Mathieu Carrière Marco Cuturi Steve Oudot

Résumé

Les diagrammes de persistance (PDs) jouent un rôle crucial dans l'analyse topologique des données (TDA), où ils sont couramment utilisés pour décrire les propriétés topologiques de formes complexes. Les PDs bénéficient de propriétés de stabilité robustes et ont fait leurs preuves dans divers contextes d'apprentissage. Cependant, ils ne résident pas dans un espace naturellement doté d'une structure hilbertienne et sont généralement comparés à l'aide de distances spécifiques, telles que la distance bottleneck.
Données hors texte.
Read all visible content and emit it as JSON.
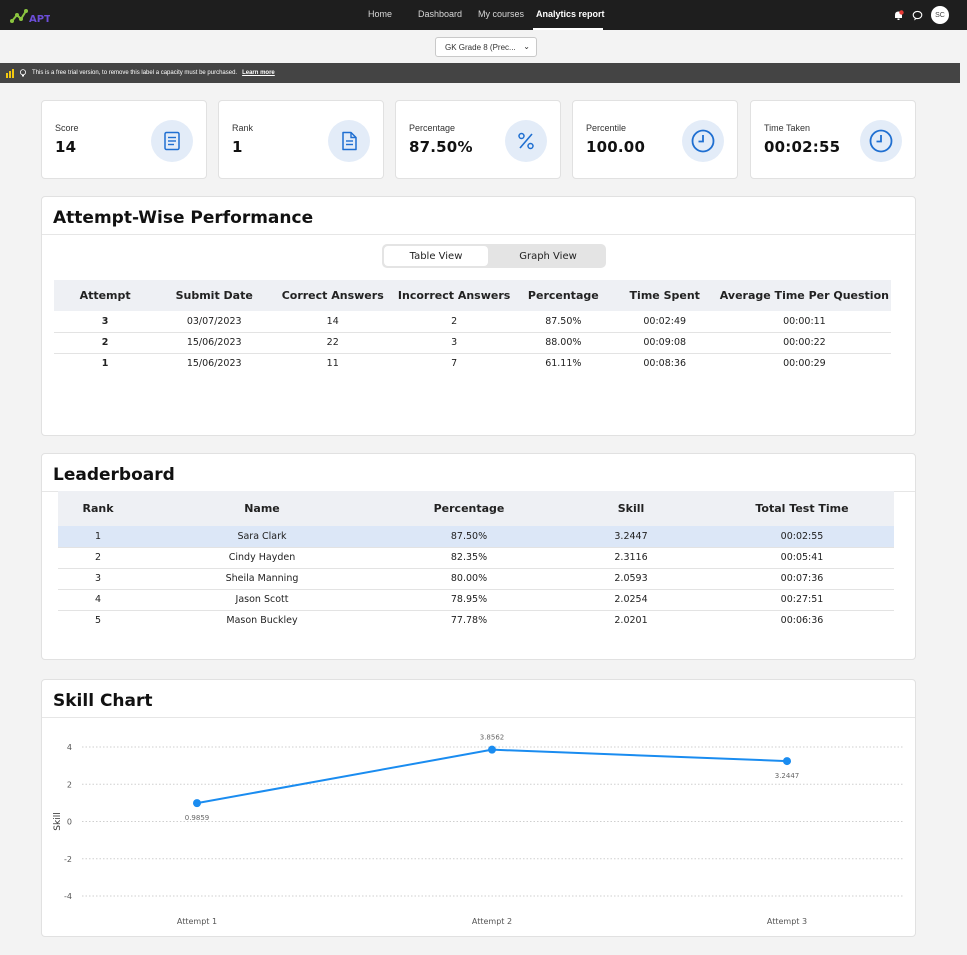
{
  "nav": {
    "logo_text": "APT",
    "items": [
      "Home",
      "Dashboard",
      "My courses",
      "Analytics report"
    ],
    "active": "Analytics report",
    "avatar_initials": "SC"
  },
  "course_select": {
    "value": "GK Grade 8 (Prec..."
  },
  "trial_banner": {
    "message": "This is a free trial version, to remove this label a capacity must be purchased.",
    "link": "Learn more"
  },
  "kpis": [
    {
      "label": "Score",
      "value": "14",
      "icon": "document-lines-icon"
    },
    {
      "label": "Rank",
      "value": "1",
      "icon": "file-text-icon"
    },
    {
      "label": "Percentage",
      "value": "87.50%",
      "icon": "percent-icon"
    },
    {
      "label": "Percentile",
      "value": "100.00",
      "icon": "clock-icon"
    },
    {
      "label": "Time Taken",
      "value": "00:02:55",
      "icon": "clock-icon"
    }
  ],
  "attempts": {
    "title": "Attempt-Wise Performance",
    "views": [
      "Table View",
      "Graph View"
    ],
    "active_view": "Table View",
    "columns": [
      "Attempt",
      "Submit Date",
      "Correct Answers",
      "Incorrect Answers",
      "Percentage",
      "Time Spent",
      "Average Time Per Question"
    ],
    "rows": [
      [
        "3",
        "03/07/2023",
        "14",
        "2",
        "87.50%",
        "00:02:49",
        "00:00:11"
      ],
      [
        "2",
        "15/06/2023",
        "22",
        "3",
        "88.00%",
        "00:09:08",
        "00:00:22"
      ],
      [
        "1",
        "15/06/2023",
        "11",
        "7",
        "61.11%",
        "00:08:36",
        "00:00:29"
      ]
    ]
  },
  "leaderboard": {
    "title": "Leaderboard",
    "columns": [
      "Rank",
      "Name",
      "Percentage",
      "Skill",
      "Total Test Time"
    ],
    "rows": [
      [
        "1",
        "Sara Clark",
        "87.50%",
        "3.2447",
        "00:02:55"
      ],
      [
        "2",
        "Cindy Hayden",
        "82.35%",
        "2.3116",
        "00:05:41"
      ],
      [
        "3",
        "Sheila Manning",
        "80.00%",
        "2.0593",
        "00:07:36"
      ],
      [
        "4",
        "Jason Scott",
        "78.95%",
        "2.0254",
        "00:27:51"
      ],
      [
        "5",
        "Mason Buckley",
        "77.78%",
        "2.0201",
        "00:06:36"
      ]
    ],
    "highlighted_rank": "1"
  },
  "skill_chart": {
    "title": "Skill Chart",
    "colors": {
      "line": "#1a8cf0",
      "grid": "#cfcfcf"
    }
  },
  "chart_data": {
    "type": "line",
    "categories": [
      "Attempt 1",
      "Attempt 2",
      "Attempt 3"
    ],
    "values": [
      0.9859,
      3.8562,
      3.2447
    ],
    "data_labels": [
      "0.9859",
      "3.8562",
      "3.2447"
    ],
    "ylabel": "Skill",
    "yticks": [
      4,
      2,
      0,
      -2,
      -4
    ],
    "ylim": [
      -4,
      4
    ],
    "grid": true
  }
}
Pour intégrer les PDs dans une chaîne de traitement d'apprentissage, plusieurs noyaux ont été proposés pour les PDs, avec une attention particulière portée à la stabilité de la distance RKHS par rapport aux perturbations des PDs. Dans cet article, nous utilisons l'approximation tranchée de la distance de Wasserstein, appelée SW, pour définir un nouveau noyau pour les PDs, qui non seulement est prouvément stable mais aussi prouvément discriminant (en fonction du nombre de points dans les PDs) par rapport à la distance de Wasserstein (d_1) entre les PDs. Nous démontrons également sa praticité en développant une technique d'approximation pour réduire le temps de calcul du noyau et montrons que notre proposition se compare favorablement aux noyaux existants pour les PDs sur plusieurs benchmarks.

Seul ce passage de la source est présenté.